Les réseaux africains de « Monsieur Alexandre » Djouhri

Les réseaux africains de « Monsieur Alexandre » Djouhri
(Le Monde 11/01/18)

Dimanche 7 janvier, la police britannique est convaincue que l’homme qu’elle a arrêté à l’aéroport de Londres-Heathrow, à la sortie d’un vol en provenance de Genève, a deux passeports : français et algérien. C’est oublier qu’Alexandre Djouhri, 58 ans, ne se contente pas de deux nationalités. L’homme d’affaires, recherché dans le cadre de l’enquête sur le financement libyen présumé de la campagne de Nicolas Sarkozy en 2007, a aussi été gabonais. Selon plusieurs sources, il a ainsi détenu plusieurs passeports diplomatiques d’Etats pétroliers d’Afrique centrale qui furent un tremplin dans la carrière de cet ancien caïd de la banlieue parisienne devenu intermédiaire international de haut vol.

Trois jours plus tard, l’homme d’affaires a obtenu de la justice britannique une libération sous caution, dans l’attente de son audience d’extradition. La France avait en effet émis, en décembre 2017, un mandat d’arrêt européen pour « fraude » et « blanchiment », des accusations lourdes selon le procureur britannique qui a réclamé son maintien en détention. Contre le versement d’une caution de 1 million de livres (1,13 million d’euros), il pourra s’installer dans la résidence londonienne de l’une de ses filles. Et peut-être même poursuivre à distance ses affaires africaines.

Au plus haut niveau du pouvoir gabonais
Habitué aux hôtels et résidences de luxe de Libreville, M. Djouhri veut croire que le président Ali Bongo, qui lui donne du « mon frère » depuis des années, ne le laissera pas tomber. Car, au cœur de ce pouvoir dynastique souvent accusé de pratiques corruptives, Alexandre Djouhri s’est toujours senti à l’aise.

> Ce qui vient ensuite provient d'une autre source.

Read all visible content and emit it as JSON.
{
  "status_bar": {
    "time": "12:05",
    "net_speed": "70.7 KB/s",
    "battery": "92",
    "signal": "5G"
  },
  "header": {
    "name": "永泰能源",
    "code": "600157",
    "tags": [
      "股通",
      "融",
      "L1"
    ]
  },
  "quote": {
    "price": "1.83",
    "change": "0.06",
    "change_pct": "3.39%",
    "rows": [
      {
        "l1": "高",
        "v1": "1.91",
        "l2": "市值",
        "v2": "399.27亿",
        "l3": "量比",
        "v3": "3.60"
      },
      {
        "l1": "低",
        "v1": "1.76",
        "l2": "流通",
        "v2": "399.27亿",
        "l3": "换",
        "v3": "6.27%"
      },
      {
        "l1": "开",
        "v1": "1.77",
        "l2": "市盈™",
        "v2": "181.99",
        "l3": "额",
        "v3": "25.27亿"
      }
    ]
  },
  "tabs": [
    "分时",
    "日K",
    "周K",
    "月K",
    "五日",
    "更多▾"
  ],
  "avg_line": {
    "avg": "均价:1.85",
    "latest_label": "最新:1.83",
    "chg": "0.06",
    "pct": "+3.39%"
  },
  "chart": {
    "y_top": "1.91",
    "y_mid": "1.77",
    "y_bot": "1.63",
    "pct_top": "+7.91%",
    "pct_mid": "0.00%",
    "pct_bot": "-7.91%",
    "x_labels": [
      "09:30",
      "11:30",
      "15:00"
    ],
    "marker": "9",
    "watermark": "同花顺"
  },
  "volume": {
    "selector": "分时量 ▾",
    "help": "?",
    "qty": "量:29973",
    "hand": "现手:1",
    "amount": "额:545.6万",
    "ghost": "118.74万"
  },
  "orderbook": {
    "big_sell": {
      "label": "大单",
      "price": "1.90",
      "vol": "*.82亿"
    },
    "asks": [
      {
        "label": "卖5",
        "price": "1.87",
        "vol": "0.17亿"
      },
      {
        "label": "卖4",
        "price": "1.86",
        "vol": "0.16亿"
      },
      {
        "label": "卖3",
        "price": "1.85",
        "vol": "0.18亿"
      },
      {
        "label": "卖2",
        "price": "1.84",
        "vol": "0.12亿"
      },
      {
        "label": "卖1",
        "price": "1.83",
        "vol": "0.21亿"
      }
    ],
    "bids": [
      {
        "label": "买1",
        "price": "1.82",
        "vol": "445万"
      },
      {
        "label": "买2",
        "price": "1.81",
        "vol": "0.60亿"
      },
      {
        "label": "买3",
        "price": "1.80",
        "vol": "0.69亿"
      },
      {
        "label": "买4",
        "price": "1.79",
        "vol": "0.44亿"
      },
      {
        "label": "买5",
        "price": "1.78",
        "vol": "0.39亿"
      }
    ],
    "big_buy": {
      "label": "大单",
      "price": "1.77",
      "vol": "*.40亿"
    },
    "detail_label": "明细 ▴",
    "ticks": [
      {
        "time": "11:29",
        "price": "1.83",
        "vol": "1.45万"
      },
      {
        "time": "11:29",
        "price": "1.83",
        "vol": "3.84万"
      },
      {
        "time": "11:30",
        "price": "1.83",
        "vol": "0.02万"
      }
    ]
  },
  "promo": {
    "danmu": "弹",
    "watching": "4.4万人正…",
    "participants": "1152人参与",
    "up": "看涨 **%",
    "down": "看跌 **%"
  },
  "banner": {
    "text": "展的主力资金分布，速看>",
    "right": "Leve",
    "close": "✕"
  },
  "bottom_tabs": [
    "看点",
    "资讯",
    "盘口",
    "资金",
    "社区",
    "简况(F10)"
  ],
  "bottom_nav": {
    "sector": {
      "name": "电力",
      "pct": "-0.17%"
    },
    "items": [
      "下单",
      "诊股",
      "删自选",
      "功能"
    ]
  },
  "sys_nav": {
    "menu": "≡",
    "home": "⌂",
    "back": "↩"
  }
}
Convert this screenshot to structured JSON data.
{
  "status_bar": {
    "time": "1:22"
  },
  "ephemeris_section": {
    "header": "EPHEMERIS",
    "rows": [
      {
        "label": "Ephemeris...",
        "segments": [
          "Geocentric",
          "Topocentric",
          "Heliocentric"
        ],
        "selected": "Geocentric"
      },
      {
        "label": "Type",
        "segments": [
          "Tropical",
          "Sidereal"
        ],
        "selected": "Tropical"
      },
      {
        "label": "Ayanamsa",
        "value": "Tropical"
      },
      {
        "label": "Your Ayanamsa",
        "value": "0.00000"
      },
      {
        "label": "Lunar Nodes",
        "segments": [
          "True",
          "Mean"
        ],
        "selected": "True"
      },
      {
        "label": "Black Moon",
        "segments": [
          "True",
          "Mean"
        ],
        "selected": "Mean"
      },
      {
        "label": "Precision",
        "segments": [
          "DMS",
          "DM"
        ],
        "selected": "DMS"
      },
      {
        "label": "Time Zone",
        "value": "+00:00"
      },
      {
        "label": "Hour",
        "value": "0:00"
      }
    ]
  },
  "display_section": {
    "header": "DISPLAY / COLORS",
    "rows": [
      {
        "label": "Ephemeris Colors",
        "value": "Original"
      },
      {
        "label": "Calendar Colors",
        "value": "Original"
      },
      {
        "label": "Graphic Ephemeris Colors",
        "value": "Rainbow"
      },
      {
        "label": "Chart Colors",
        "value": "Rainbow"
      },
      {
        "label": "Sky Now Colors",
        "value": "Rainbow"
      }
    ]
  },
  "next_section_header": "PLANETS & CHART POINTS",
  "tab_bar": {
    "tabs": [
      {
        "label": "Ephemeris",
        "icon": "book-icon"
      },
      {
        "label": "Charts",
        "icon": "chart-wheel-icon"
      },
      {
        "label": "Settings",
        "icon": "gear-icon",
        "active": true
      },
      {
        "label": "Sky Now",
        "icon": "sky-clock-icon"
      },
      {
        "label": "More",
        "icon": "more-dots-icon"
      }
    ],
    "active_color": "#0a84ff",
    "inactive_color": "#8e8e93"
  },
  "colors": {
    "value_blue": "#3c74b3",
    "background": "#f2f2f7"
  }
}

Il sait aussi pouvoir compter sur Frédéric Bongo, l’un de ses amis fidèles et demi-frère du chef de l’Etat. Le titre officiel de ce dernier est pompeux : directeur général des services spéciaux de la Garde républicaine. Ce saint-cyrien a la haute main sur le renseignement et la sécurité nationale. Lui et Alexandre Djouhri ont autrefois écumé les boîtes de nuit de Paris et de Londres.